D'autres médecins sont d'ailleurs respectueux de la loi. « Par conviction personnelle et par sens du devoir, je pense que l'avortement n'est jamais une solution, explique l'un d'entre eux, à Jounieh. Je refuse d'aider mes patientes à avorter, et je tente de les convaincre de garder leur enfant. » Celles qui persistent à vouloir interrompre leur grossesse, et qui n'ont pas accès à des soins discrets et coûteux de bonne qualité font appel à des sages-femmes qui n'ont pas la formation nécessaire pour pratiquer des avortements. D'autres essaient d'avorter seules, en tentant d'atteindre leur fœtus avec un instrument métallique, au grand risque de se blesser elles-mêmes. Il existe aussi des médicaments et des recettes de grand-mère dont les effets secondaires sont mal connus.
La plupart des médecins interrogés rappellent que la prévention est le meilleur moyen de réduire le nombre de grossesses non désirées. L'importance du préservatif et de la pilule doit ainsi être constamment rappelée aux adolescents et aux jeunes adultes sexuellement actifs, mais qui ne souhaitent pas avoir d'enfants. « Les prêtres et les cheikhs disent aux jeunes qu'il ne faut pas utiliser de contraceptifs, déplore le Dr A. Ils leur disent qu'il faut s'abstenir jusqu'au mariage, et ils imaginent que les jeunes vont les écouter. C'est à cause de cet entêtement absurde qu'on en arrive là. »

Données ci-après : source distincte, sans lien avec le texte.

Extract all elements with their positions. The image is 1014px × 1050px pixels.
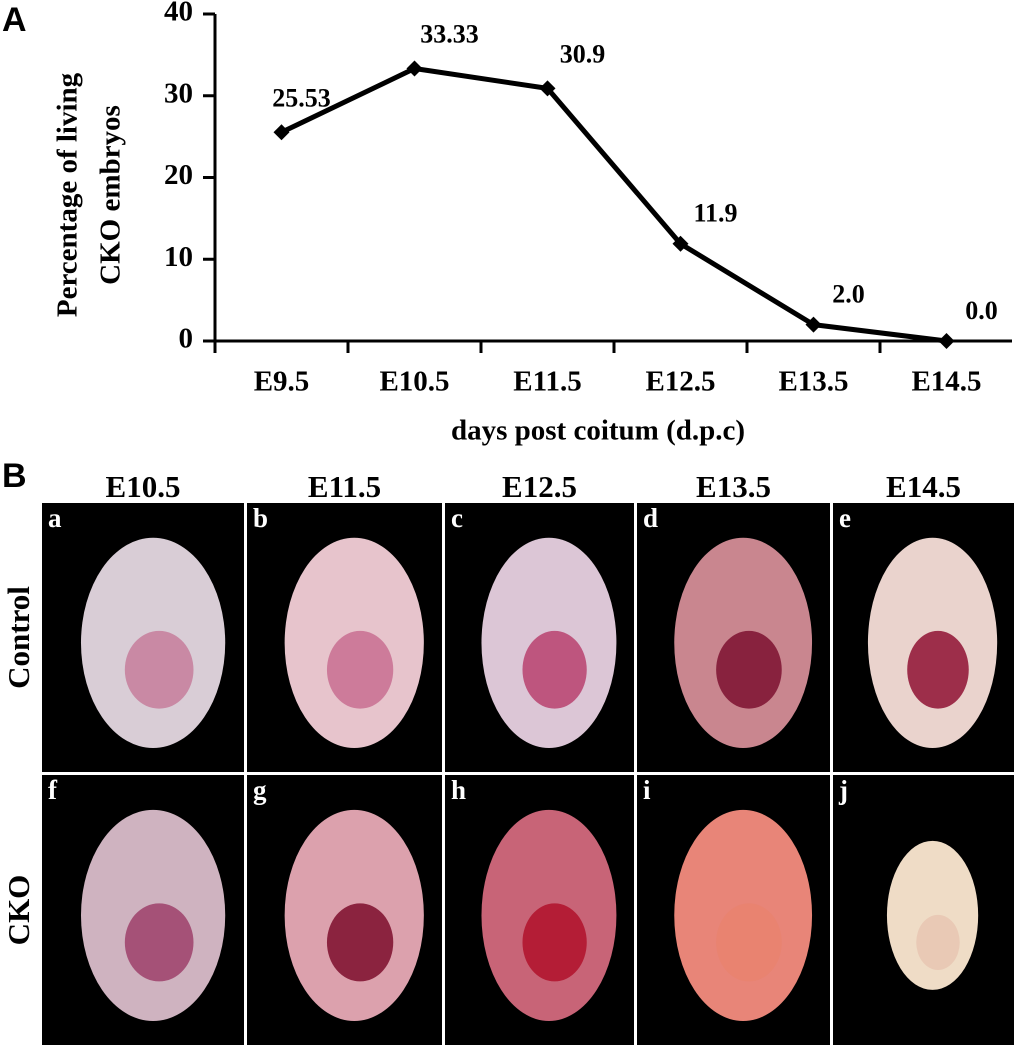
column-label: E14.5 <box>886 469 961 504</box>
y-tick-label: 40 <box>164 0 193 28</box>
row-label: Control <box>1 586 36 689</box>
column-label: E12.5 <box>502 469 577 504</box>
column-label: E10.5 <box>106 469 181 504</box>
data-point <box>539 80 556 97</box>
panel-label: A <box>2 1 27 39</box>
embryo-core <box>522 630 587 709</box>
image-letter: e <box>839 503 851 533</box>
data-point <box>672 235 689 252</box>
x-tick-label: E14.5 <box>911 366 981 398</box>
x-tick-label: E13.5 <box>778 366 848 398</box>
image-letter: h <box>451 775 466 805</box>
embryo-core <box>916 914 960 970</box>
image-letter: f <box>48 775 58 805</box>
x-axis-title: days post coitum (d.p.c) <box>451 415 745 447</box>
panel-label: B <box>2 457 27 495</box>
image-letter: j <box>838 775 848 805</box>
data-label: 0.0 <box>965 296 998 325</box>
data-label: 33.33 <box>420 19 479 48</box>
row-label: CKO <box>1 875 36 946</box>
y-axis-title: Percentage of living <box>52 72 84 317</box>
data-point <box>805 316 822 333</box>
data-label: 30.9 <box>560 39 606 68</box>
y-axis-title: CKO embryos <box>95 105 127 285</box>
image-letter: c <box>451 503 463 533</box>
data-label: 2.0 <box>832 280 865 309</box>
y-tick-label: 20 <box>164 159 193 191</box>
x-tick-label: E10.5 <box>379 366 449 398</box>
data-point <box>273 124 290 141</box>
image-letter: b <box>253 503 268 533</box>
data-label: 25.53 <box>272 83 331 112</box>
x-tick-label: E9.5 <box>254 366 310 398</box>
image-letter: d <box>643 503 658 533</box>
embryo-core <box>124 903 194 982</box>
y-tick-label: 0 <box>179 323 194 355</box>
image-letter: i <box>643 775 651 805</box>
embryo-core <box>522 903 587 982</box>
column-label: E13.5 <box>696 469 771 504</box>
data-point <box>406 60 423 77</box>
x-tick-label: E12.5 <box>645 366 715 398</box>
image-letter: a <box>48 503 62 533</box>
embryo-core <box>907 630 969 709</box>
x-tick-label: E11.5 <box>513 366 582 398</box>
y-tick-label: 30 <box>164 77 193 109</box>
embryo-core <box>716 630 782 709</box>
data-point <box>938 333 955 349</box>
y-tick-label: 10 <box>164 241 193 273</box>
image-letter: g <box>253 775 267 805</box>
embryo-core <box>124 630 194 709</box>
data-label: 11.9 <box>693 199 737 228</box>
embryo-core <box>326 903 394 982</box>
embryo-core <box>716 903 782 982</box>
column-label: E11.5 <box>308 469 381 504</box>
embryo-core <box>326 630 394 709</box>
data-line <box>280 66 947 344</box>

À quelques très rares exceptions près, l'interruption volontaire de la grossesse est aujourd'hui interdite par la loi libanaise, qui la punit de lourdes peines de prison. Pourtant, des avortements ont lieu par centaines, tous les ans, dans des conditions qui mettent souvent en danger la vie des patientes. Le poids des valeurs traditionnelles et religieuses reste le premier...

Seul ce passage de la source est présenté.